The language barrier was an obstacle, but in true XPO fashion Malal used technology to press forward. “Google Translate helped a lot!” he laughs. “And I had some friends, African folks who had been here longer than me. If I needed to do something like get my driver’s license, they’d go with me.”

In the Door

After just a few months at XPO, Malal transitioned from temp worker to hourly employee. He spent the next three years balancing a full-time job with his full-time education, all while continuing to support family in Guinea.

Along the way, Malal found his priorities shifting. He still wanted to care for his family, but doing so from the US was looking more attractive. When Malal graduated from the University of Memphis in 2006, XPO promoted him to supervisor. It was an enticing opportunity for leadership experience, though it came with its own hurdles.

“How can you lead the people you used to do everything with? We would go on break together, go to lunch and hang out after work. How do you go from that to being a leader?”

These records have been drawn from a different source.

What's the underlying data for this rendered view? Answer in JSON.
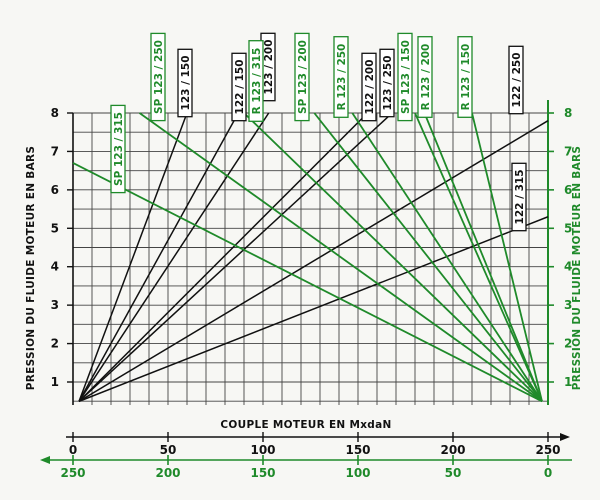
{
  "chart_data": {
    "type": "line",
    "left_axis": {
      "title": "PRESSION DU FLUIDE MOTEUR EN BARS",
      "ticks": [
        "1",
        "2",
        "3",
        "4",
        "5",
        "6",
        "7",
        "8"
      ],
      "color": "#111111"
    },
    "right_axis": {
      "title": "PRESSION DU FLUIDE MOTEUR EN BARS",
      "ticks": [
        "1",
        "2",
        "3",
        "4",
        "5",
        "6",
        "7",
        "8"
      ],
      "color": "#1f8a2a"
    },
    "x_axis_title": "COUPLE MOTEUR EN MxdaN",
    "x_axis_black": {
      "ticks": [
        "0",
        "50",
        "100",
        "150",
        "200",
        "250"
      ],
      "color": "#111111"
    },
    "x_axis_green": {
      "ticks": [
        "250",
        "200",
        "150",
        "100",
        "50",
        "0"
      ],
      "color": "#1f8a2a"
    },
    "grid": true,
    "series_black": [
      {
        "name": "123 / 150",
        "x": [
          0,
          60
        ],
        "y": [
          0.6,
          8
        ]
      },
      {
        "name": "122 / 150",
        "x": [
          0,
          87
        ],
        "y": [
          0.6,
          8
        ]
      },
      {
        "name": "123 / 200",
        "x": [
          0,
          103
        ],
        "y": [
          0.6,
          8
        ]
      },
      {
        "name": "122 / 200",
        "x": [
          0,
          155
        ],
        "y": [
          0.6,
          8
        ]
      },
      {
        "name": "123 / 250",
        "x": [
          0,
          168
        ],
        "y": [
          0.6,
          8
        ]
      },
      {
        "name": "122 / 250",
        "x": [
          0,
          250
        ],
        "y": [
          0.6,
          7.8
        ]
      },
      {
        "name": "122 / 315",
        "x": [
          0,
          250
        ],
        "y": [
          0.6,
          5.3
        ]
      }
    ],
    "series_green": [
      {
        "name": "SP 123 / 315",
        "x_green": [
          0,
          250
        ],
        "y": [
          0.6,
          6.7
        ]
      },
      {
        "name": "SP 123 / 250",
        "x_green": [
          0,
          215
        ],
        "y": [
          0.6,
          8
        ]
      },
      {
        "name": "R 123 / 315",
        "x_green": [
          0,
          160
        ],
        "y": [
          0.6,
          8
        ]
      },
      {
        "name": "SP 123 / 200",
        "x_green": [
          0,
          123
        ],
        "y": [
          0.6,
          8
        ]
      },
      {
        "name": "R 123 / 250",
        "x_green": [
          0,
          103
        ],
        "y": [
          0.6,
          8
        ]
      },
      {
        "name": "SP 123 / 150",
        "x_green": [
          0,
          70
        ],
        "y": [
          0.6,
          8
        ]
      },
      {
        "name": "R 123 / 200",
        "x_green": [
          0,
          65
        ],
        "y": [
          0.6,
          8
        ]
      },
      {
        "name": "R 123 / 150",
        "x_green": [
          0,
          40
        ],
        "y": [
          0.6,
          8
        ]
      }
    ]
  }
}
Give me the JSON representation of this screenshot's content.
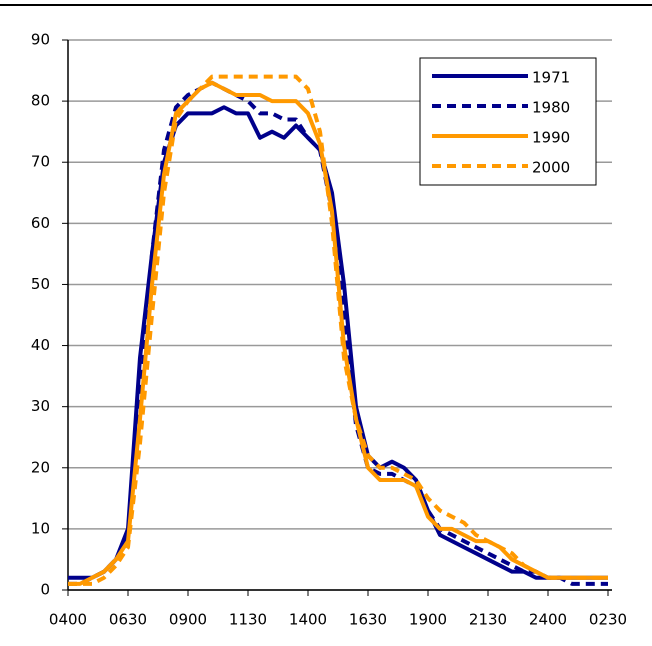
{
  "chart_data": {
    "type": "line",
    "categories": [
      "0400",
      null,
      null,
      null,
      null,
      "0630",
      null,
      null,
      null,
      null,
      "0900",
      null,
      null,
      null,
      null,
      "1130",
      null,
      null,
      null,
      null,
      "1400",
      null,
      null,
      null,
      null,
      "1630",
      null,
      null,
      null,
      null,
      "1900",
      null,
      null,
      null,
      null,
      "2130",
      null,
      null,
      null,
      null,
      "2400",
      null,
      null,
      null,
      null,
      "0230"
    ],
    "series": [
      {
        "name": "1971",
        "color": "#00008b",
        "dash": false,
        "values": [
          2,
          2,
          2,
          3,
          5,
          10,
          38,
          55,
          70,
          76,
          78,
          78,
          78,
          79,
          78,
          78,
          74,
          75,
          74,
          76,
          74,
          72,
          65,
          50,
          30,
          22,
          20,
          21,
          20,
          18,
          13,
          9,
          8,
          7,
          6,
          5,
          4,
          3,
          3,
          2,
          2,
          2,
          2,
          2,
          2,
          2
        ]
      },
      {
        "name": "1980",
        "color": "#00008b",
        "dash": true,
        "values": [
          1,
          1,
          2,
          3,
          5,
          9,
          30,
          55,
          72,
          79,
          81,
          82,
          83,
          82,
          81,
          80,
          78,
          78,
          77,
          77,
          74,
          72,
          62,
          45,
          27,
          20,
          19,
          19,
          18,
          17,
          13,
          10,
          9,
          8,
          7,
          6,
          5,
          4,
          3,
          3,
          2,
          2,
          1,
          1,
          1,
          1
        ]
      },
      {
        "name": "1990",
        "color": "#ff9900",
        "dash": false,
        "values": [
          1,
          1,
          2,
          3,
          5,
          8,
          28,
          50,
          68,
          78,
          80,
          82,
          83,
          82,
          81,
          81,
          81,
          80,
          80,
          80,
          78,
          73,
          62,
          40,
          28,
          20,
          18,
          18,
          18,
          17,
          12,
          10,
          10,
          9,
          8,
          8,
          7,
          5,
          4,
          3,
          2,
          2,
          2,
          2,
          2,
          2
        ]
      },
      {
        "name": "2000",
        "color": "#ff9900",
        "dash": true,
        "values": [
          1,
          1,
          1,
          2,
          4,
          7,
          24,
          45,
          65,
          77,
          80,
          82,
          84,
          84,
          84,
          84,
          84,
          84,
          84,
          84,
          82,
          75,
          60,
          38,
          28,
          22,
          20,
          20,
          19,
          18,
          15,
          13,
          12,
          11,
          9,
          8,
          7,
          6,
          4,
          3,
          2,
          2,
          2,
          2,
          2,
          2
        ]
      }
    ],
    "ylim": [
      0,
      90
    ],
    "yticks": [
      0,
      10,
      20,
      30,
      40,
      50,
      60,
      70,
      80,
      90
    ],
    "grid": true,
    "legend": "top-right"
  }
}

Just as Malal turned to his fellow immigrants for help during those early days in America, he turned to other leaders for guidance on how to fill this new role. “The people I worked with – the leadership, the management supervisors – they helped me through. HR sent me to classes on management: how to interact with people, how to communicate, what to say and how to say it.”

Up the Ranks

After the promotion, Malal saved up vacation days and travelled home to Guinea to marry his childhood friend Binta Balde, before bringing her back to the States. XPO supported him along the way, and when it came time for his wife to find a job, Malal already had a recommendation in mind. Today, Binta is a supervisor at a different XPO distribution center. She and Malal are naturalized US citizens with two children, Mohammed and Abdoul.

For his part, Malal continued to climb the ranks from supervisor to superintendent to operations manager. He took those early lessons of leadership to heart. “You have to imagine yourself in the position of the person you’re leading and try to understand – how would you like to be treated?”

Then last year, Malal was offered an entirely different role, one that took advantage of both his computer science degree and his vast experience at XPO: industrial engineer on our supply chain automation team. The new job sends him all over the country, designing infrastructure that works alongside XPO employees – the very people Malal worked with and relied on during his climb.

From those colleagues, Malal learned the surest path to success: a focus on simple, positive results. “Set a goal for yourself every day. ‘I want to learn one new English word today from this book I’m reading.’ ‘I want to do everything I can to make this customer happy.’ At the end of the day, those are the things worth focusing on.”